Isomorph theory prediction for the dielectric loss variation along an isochrone

TL;DR

This study tests isomorph theory predictions for dielectric loss variation in a van der Waals liquid by measuring dielectric relaxation at various states, confirming the theory's invariance predictions with high reproducibility.

Contribution

It derives a specific isomorph-invariant scaling law for dielectric loss and experimentally verifies it in 5-phenyl-4-ether across a wide range of thermodynamic states.

Findings

Good agreement between predicted and measured dielectric loss data.

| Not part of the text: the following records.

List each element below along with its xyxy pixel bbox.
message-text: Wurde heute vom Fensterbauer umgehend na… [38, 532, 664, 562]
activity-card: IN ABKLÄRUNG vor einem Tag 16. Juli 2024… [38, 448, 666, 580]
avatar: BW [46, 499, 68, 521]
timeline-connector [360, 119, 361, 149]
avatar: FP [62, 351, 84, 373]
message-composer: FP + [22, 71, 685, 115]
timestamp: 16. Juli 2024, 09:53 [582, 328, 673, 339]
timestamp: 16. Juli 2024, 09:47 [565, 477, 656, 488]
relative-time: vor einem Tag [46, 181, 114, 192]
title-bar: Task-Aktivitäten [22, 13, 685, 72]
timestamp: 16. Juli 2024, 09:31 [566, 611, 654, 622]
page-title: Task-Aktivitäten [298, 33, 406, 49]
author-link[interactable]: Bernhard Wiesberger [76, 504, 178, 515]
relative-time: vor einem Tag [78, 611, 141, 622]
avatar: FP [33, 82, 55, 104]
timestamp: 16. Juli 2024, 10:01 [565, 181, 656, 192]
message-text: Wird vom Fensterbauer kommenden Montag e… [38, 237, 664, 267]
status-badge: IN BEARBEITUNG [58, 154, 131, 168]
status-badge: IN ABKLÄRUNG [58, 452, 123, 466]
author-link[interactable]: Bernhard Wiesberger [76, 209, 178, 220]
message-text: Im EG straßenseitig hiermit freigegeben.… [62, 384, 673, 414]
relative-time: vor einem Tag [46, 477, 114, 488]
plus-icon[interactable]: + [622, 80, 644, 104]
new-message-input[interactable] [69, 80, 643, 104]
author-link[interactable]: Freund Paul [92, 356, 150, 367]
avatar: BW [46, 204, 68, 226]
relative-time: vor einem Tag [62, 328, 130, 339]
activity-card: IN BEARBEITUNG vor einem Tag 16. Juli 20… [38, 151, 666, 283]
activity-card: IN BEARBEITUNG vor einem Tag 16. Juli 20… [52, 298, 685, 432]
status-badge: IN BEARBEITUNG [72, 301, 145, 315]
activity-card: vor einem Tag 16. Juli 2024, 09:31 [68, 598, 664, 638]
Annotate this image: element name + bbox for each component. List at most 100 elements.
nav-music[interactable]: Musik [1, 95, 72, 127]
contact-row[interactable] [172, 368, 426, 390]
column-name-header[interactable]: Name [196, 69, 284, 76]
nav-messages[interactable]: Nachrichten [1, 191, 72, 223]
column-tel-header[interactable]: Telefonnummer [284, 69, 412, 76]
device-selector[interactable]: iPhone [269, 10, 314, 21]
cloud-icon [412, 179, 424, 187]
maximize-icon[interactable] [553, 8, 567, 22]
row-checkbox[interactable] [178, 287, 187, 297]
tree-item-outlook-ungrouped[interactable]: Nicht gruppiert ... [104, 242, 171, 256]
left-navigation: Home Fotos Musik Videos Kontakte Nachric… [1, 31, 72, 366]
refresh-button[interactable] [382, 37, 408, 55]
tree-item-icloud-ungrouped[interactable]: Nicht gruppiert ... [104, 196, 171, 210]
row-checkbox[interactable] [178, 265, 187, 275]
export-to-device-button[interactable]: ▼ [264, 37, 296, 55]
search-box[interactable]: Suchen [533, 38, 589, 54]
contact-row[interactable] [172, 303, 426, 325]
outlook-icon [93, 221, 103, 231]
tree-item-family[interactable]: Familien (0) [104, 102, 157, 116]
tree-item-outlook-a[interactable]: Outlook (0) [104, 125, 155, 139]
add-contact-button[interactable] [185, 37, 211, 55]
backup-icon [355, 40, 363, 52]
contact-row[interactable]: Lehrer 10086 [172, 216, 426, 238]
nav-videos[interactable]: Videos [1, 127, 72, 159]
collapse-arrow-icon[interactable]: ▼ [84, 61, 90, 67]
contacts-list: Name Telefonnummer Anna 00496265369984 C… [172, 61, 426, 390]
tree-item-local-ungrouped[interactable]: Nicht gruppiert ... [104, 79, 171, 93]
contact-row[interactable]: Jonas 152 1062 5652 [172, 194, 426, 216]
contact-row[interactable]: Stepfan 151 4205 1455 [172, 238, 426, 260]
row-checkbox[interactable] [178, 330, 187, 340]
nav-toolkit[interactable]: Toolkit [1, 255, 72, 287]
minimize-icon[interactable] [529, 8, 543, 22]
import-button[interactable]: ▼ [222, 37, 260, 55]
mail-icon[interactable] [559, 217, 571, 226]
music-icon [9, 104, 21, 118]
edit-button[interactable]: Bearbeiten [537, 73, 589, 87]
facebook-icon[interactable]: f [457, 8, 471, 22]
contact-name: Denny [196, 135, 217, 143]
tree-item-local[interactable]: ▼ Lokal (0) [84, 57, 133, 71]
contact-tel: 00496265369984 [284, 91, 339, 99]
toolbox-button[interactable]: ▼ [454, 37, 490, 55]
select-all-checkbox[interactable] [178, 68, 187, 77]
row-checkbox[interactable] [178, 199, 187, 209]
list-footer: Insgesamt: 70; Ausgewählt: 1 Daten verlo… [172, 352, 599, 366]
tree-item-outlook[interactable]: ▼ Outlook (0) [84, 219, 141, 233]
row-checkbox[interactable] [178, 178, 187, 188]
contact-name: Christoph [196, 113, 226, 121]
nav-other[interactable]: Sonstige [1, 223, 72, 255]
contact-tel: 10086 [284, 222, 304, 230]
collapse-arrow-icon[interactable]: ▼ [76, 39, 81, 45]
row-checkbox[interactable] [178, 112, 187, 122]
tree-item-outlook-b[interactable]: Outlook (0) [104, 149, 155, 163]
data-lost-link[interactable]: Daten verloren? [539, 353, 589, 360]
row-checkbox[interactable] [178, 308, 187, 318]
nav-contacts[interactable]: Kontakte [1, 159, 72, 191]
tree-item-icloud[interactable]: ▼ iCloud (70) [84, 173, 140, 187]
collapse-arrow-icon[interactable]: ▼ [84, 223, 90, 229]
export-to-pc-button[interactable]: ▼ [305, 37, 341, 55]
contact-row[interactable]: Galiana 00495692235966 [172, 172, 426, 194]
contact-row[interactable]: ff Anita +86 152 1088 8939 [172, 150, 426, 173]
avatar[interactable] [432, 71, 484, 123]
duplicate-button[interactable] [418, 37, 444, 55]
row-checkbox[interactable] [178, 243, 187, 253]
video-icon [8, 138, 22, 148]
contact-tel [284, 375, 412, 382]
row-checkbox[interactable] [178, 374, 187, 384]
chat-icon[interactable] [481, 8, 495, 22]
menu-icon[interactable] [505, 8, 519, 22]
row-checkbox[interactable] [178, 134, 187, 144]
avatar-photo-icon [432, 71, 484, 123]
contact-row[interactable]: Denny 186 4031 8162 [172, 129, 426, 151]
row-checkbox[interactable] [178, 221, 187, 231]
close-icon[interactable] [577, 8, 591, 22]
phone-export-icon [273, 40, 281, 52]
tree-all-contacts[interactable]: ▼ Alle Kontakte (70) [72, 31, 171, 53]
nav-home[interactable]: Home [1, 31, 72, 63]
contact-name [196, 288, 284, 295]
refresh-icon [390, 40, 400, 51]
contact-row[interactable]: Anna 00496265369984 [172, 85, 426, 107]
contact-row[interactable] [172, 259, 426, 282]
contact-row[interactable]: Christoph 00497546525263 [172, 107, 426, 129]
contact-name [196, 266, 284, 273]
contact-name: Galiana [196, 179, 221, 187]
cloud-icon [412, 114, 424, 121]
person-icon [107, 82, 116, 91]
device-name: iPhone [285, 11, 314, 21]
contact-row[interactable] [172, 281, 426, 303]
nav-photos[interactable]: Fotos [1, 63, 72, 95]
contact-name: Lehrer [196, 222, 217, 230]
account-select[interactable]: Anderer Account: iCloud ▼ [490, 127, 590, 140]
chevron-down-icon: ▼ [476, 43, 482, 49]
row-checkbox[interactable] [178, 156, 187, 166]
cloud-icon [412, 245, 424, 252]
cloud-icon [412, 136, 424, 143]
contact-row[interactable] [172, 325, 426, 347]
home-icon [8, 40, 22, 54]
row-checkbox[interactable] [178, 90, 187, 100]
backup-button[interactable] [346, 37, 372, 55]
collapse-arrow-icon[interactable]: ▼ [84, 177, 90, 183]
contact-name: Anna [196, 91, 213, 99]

Dielectric loss amplitude reproducible within ±0.1%.

Capacitance stability within ±0.3% across measurements.

Abstract

This paper derives a prediction for the variation of the amplitude of the dielectric loss from isomorph theory, and presents an experimental test of the prediction performed by measuring the dielectric-relaxation behavior of the van der Waals liquid 5-phenyl-4-ether (5PPE). The liquid is studied at isochronal states in the temperature range $266-333$ K and pressure range $0.1-300$ MPa, for relaxation times around $10^{-3}$ s and $10^{-4}$ s. From the isomorph statement that there is structural and dynamic invariance of isomorph states in reduced units for Roskilde simple liquids we derive four equivalent isomorph-invariant terms, one of which is used in analyzing our data. It is the frequency-dependent term $\chi_{e}(f) \rho^{\gamma-1}$, with electric susceptibility $\chi_{e}$, density $\rho$, and density-scaling factor $\gamma$. Due to the unique design of our experimental setup, we obtain dielectric loss data where the amplitude is reproducible $\pm 0.1 \%$. We moreover find that the empty capacitance of the capacitor cell is stable within $\pm 0.3 \%$ in our measuring range and can be assumed to be constant. Using this we predict for two isomorph states there is $-C_{2}"(f)= -C_{1}"(f) \left(\rho_1 / \rho_2 \right)^{\gamma-1}$ to scale the negative imaginary capacitance, where $C_{1}$ is the capacitance measurement at ambient pressure and $C_{2}$ is the predicted capacitance at elevated pressure. We visually compare the predicted and measured plots and there is good match between the two plots among the 42 pairs of isochronal states from the measurement.